Dans le cas d’Angela Merkel, une autre raison de cette longévité est que l’Allemagne se porte bien, contrairement à d’autres pays. Il ne s’agit pas, bien sûr, de prétendre qu’il n’y a aucune zone d’ombre, mais l’Allemagne est majoritairement contente de son sort : 75% des Allemands sont optimistes sur la situation du pays. Dans ces circonstaces, Angela Merkel n’a pas grand-chose d’autre à faire que leur promettre une continuité.

Angela Merkel est une femme, divorcée, sans enfants. En France, on imagine qu’un tel profile aurait suscité de nombreux commentaires. Est-ce le cas en Allemagne ?

Non. Ce n’est pas en tant que femme qu’on la considère. D’ailleurs, si elle avait été très féminine, elle n’en serait peut-être pas là, elle aurait peut-être été prise pour cible.

Ce n'est pas en tant que femme qu'on la considère.Marion Van Renterghem

Mais elle a réussi à imposer une sorte de neutralité. On oublie qu'elle est une femme.

Votre livre s’ouvre sur les cinq minutes d’entretien que vous avez réussi à arracher à la chancelière au bout de dix ans à lui courir après. Pensez-vous que sa discrétion médiatique soit un atout au service de sa popularité constante ?

J’en suis convaincu. Ce n’est pas une habitude nécessaire chez les Allemands, Helmut Kohl était quelqu’un d’imposant et ça ne l’a pas empêché d’être populaire. Mais Angela Merkel est très différente, et elle devrait inspirer les autres dirigeants. Elle prouve qu’on peut faire preuve d’autorité, être à la tête d’une grande puissance économique, tout en conservant une simplicité extrême.

Elle est très respectée de ses homologues étrangers. Mais ici, dans l’opposition, les eurosceptiques de droite et de gauche ont fait d’elle le symbole de tout ce qu'ils reprochent à l'Europe. Cette colère anti-Merkel est-elle spécifiquement française ?

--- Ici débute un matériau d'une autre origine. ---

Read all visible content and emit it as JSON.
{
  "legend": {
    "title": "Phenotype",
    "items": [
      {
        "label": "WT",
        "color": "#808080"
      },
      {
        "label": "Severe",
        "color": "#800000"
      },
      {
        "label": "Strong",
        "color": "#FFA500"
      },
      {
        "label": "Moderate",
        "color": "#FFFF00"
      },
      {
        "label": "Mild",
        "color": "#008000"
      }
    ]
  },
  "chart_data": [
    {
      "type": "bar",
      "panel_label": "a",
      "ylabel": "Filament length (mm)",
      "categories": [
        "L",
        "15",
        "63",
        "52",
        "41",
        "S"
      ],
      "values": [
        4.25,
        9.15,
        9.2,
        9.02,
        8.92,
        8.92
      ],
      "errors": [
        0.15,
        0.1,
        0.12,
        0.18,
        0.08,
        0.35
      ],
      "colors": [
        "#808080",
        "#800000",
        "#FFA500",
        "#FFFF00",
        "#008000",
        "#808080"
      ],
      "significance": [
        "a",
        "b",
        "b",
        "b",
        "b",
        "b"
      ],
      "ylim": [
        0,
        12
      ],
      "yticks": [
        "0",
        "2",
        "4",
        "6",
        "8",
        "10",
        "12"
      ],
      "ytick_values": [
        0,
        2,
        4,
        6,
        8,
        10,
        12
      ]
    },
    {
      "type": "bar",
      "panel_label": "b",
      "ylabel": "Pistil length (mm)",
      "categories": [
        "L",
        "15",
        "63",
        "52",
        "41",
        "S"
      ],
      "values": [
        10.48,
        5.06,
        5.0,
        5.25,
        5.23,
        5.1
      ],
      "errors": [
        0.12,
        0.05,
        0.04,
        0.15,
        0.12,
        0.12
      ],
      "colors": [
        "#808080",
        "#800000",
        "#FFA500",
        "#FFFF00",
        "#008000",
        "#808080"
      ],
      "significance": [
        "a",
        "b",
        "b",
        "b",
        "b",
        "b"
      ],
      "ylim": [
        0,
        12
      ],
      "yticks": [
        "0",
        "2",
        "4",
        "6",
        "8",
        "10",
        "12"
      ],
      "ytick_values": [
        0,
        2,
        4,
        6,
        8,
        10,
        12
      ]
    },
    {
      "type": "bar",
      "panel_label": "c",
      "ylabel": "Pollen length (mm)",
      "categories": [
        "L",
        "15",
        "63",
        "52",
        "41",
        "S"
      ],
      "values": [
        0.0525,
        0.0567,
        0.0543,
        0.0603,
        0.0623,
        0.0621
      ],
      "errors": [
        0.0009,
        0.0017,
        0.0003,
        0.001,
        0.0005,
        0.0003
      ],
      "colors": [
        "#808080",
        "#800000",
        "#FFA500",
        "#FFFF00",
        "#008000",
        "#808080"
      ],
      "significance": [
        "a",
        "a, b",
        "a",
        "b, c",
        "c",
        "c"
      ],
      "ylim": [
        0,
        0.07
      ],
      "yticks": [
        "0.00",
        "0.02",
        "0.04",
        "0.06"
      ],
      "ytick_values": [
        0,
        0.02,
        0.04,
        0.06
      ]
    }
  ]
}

Non. La colère anti-Merkel est aussi très forte dans les pays du Sud de l’Europe. Elle a laissé une trace extrêmement négative au moment de la crise grecque. En France, au centre de l’Europe, on est un peu entre les deux : certains sont virulents contre Angela Merkel, d’autres au contraire sont très admiratifs. Cela s'inscrit dans un fantasme anti-allemand typiquement français, qui consiste à reprocher aux autres ce qu’on n’arrive pas à faire.